As I was reading through some of the Paul Allen commentary this morning, it occurred to me that this might finally be a tipping point. Last week, Microsoft asked the supreme court to hear their appeal of the I4i patent suit. I hope Google steps up and really takes a stand here given that they are on the receiving end of both the Oracle and Allen suits.
In 2008 I was invited by Pamela Samuelson, who I met through several Silicon Flatiron events, to be on an advisory board at the Berkeley Center for Law & Technology. I attended the one meeting that we had and a subsequent symposium and wrote about it in the post Entrepreneurial Companies and the Patent System. As with most things like this, I found it fascinating, stimulating, and frustrating all at the same time and hoped that I’d contributed something useful to the discussion.
I read the paper titled High Technology Entrepreneurs and the Patent System: Results of the 2008 Berkeley Patent Survey when it came out at the end of June 2010. I thought it was a solid paper although there were some things that I struggled with which is typical for me in any academic paper, especially when I get bogged down in arguing with myself while trying to parse the footnotes. But I was optimistic that as the authors started talking about the article, some thoughtful and constructive discourse would result.
I was appalled when I started seeing soundbites emerge from at least one of the authors of the paper from weak conclusions buried in the midst of the data. My partner Jason took one of them on when he wrote his post 76% of Venture Capitalists Believe that Software Patents are Important (NOT!) In this post I think Jason does an excellent job of dissecting the data and explaining why this is not only an incorrect conclusion from the data, but a terribly misleading soundbite.

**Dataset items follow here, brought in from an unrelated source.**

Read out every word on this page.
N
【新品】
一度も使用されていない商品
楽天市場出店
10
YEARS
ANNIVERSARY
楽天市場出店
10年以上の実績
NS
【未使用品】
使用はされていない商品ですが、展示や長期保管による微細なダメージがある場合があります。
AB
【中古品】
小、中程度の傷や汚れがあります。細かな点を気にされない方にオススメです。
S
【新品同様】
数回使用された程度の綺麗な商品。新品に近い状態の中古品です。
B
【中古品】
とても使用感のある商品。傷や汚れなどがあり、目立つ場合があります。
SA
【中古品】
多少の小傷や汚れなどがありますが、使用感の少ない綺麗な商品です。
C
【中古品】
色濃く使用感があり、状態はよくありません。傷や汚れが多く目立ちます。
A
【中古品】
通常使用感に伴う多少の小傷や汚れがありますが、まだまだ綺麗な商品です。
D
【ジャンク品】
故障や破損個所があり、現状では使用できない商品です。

Fortunately, Pam Samuelson (one of the other co-authors) has set the record straight with her excellent summary of the Berkeley Patent Survey on her post on O’Reilly Radar titled Why software startups decide to patent … or not. Her essay is very digestible and focuses specifically on the issue of software patents and what she believes they reported in the paper. She reached the following conclusions which she states in her intro:
- Two-thirds of the approximately 700 software entrepreneurs who participated in the 2008 Berkeley Patent Survey report that they neither have nor are seeking patents for innovations embodied in their products and services.

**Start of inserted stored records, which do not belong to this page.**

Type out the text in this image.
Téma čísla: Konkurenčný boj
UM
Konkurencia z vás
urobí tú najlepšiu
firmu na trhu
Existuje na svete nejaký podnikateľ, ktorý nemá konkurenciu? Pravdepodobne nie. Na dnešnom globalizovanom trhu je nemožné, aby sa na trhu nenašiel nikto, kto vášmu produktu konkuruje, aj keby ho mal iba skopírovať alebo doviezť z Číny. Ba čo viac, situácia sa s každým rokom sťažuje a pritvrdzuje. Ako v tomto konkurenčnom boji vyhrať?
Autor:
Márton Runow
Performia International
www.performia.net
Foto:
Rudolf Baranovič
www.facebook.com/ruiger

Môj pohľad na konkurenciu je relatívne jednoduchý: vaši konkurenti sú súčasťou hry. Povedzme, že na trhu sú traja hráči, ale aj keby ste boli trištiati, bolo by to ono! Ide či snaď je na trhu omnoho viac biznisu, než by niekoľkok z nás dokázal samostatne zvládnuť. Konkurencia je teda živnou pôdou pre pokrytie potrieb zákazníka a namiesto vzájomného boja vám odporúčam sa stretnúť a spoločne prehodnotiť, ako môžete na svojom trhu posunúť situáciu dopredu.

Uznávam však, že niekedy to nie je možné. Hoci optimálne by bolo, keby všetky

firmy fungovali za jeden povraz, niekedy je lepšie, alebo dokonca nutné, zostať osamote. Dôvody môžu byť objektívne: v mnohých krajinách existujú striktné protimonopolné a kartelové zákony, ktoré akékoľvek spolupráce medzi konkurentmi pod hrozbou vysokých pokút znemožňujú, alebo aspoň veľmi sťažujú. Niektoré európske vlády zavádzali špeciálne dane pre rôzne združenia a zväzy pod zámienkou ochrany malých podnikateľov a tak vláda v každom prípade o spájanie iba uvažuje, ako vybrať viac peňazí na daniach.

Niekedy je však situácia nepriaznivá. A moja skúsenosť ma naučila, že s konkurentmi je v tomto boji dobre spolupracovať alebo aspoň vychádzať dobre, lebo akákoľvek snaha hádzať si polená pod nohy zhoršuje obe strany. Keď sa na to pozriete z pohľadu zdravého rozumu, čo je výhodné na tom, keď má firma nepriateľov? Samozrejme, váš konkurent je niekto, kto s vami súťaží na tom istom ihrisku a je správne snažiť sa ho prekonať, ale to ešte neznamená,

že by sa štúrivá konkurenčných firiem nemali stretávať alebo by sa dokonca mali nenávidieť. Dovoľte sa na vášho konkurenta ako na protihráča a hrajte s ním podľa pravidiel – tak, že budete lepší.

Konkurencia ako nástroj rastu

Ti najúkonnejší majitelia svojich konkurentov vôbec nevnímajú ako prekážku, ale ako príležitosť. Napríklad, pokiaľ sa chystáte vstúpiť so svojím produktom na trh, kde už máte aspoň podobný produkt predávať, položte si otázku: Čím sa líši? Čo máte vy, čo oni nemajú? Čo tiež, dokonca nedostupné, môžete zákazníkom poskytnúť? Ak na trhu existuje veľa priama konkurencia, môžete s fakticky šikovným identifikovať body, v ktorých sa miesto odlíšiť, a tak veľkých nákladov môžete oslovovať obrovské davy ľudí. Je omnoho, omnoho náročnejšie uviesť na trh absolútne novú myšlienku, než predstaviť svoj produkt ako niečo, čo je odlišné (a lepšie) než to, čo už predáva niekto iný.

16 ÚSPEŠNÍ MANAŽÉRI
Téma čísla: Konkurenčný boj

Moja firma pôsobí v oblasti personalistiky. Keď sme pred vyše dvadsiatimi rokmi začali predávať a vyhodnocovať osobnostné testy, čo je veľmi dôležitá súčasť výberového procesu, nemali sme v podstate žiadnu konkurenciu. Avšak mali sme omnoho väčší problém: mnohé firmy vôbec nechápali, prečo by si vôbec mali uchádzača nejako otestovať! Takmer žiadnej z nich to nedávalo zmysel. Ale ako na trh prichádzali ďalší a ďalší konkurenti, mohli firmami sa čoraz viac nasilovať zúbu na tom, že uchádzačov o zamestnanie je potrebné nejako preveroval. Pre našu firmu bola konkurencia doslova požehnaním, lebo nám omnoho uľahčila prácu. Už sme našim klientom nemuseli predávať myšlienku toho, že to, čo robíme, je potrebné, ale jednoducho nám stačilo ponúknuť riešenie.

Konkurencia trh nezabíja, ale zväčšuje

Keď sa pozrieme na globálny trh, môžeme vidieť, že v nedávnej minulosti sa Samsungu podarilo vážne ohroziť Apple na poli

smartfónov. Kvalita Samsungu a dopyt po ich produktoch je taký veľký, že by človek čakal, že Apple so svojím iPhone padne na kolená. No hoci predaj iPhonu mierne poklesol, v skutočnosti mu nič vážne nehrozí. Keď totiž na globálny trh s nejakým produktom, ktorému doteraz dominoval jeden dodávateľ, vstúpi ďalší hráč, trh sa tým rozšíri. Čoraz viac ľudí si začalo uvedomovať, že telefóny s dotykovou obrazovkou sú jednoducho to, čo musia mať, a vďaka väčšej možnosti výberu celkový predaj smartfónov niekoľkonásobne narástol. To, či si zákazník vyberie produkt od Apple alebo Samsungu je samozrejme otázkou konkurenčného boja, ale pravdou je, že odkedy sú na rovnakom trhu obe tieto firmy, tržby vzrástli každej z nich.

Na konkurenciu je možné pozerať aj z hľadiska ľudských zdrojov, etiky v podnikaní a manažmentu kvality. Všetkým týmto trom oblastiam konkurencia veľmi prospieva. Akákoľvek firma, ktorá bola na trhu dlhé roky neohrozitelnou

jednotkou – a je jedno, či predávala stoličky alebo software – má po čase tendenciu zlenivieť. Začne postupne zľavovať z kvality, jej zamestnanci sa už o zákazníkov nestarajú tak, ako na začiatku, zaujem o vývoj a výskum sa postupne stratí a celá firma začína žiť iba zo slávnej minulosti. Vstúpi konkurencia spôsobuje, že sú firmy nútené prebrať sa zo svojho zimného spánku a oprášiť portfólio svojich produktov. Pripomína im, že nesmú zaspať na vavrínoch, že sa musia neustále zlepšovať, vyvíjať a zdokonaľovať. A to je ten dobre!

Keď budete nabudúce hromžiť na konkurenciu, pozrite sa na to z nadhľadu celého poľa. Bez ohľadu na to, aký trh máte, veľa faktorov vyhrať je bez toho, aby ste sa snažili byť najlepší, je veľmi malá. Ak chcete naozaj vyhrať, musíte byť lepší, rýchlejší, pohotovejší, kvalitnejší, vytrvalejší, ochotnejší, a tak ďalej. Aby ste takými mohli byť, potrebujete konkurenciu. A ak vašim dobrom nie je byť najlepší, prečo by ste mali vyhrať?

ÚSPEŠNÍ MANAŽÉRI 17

- These entrepreneurs rate patents as the least important mechanism among seven options for attaining competitive advantage in the marketplace.
- Even software startups that hold patents regard them as providing only a slight incentive to invest in innovation.
Pam is balanced in her intro as she concludes by saying “While the three findings highlighted above might seem to support a software patent abolitionist position, it is significant that a third of the software entrepreneurs reported having or seeking patents, and that they perceive patents to be important to persons or firms from whom they hope to obtain financing.”
The juiciest conclusion is about halfway through the essay and is “One of the most striking findings of our study is that software firms ranked patents dead last among seven strategies for attaining competitive advantage identified by the survey.” Another one was “We were surprised to discover that the software respondents reported that patents provide only weak incentives for engaging in core activities, such as invention of new products (.96) and commercialization (.93).”
I’m glad Pam took this on and put this out there. I look forward to more studies she does from this research set.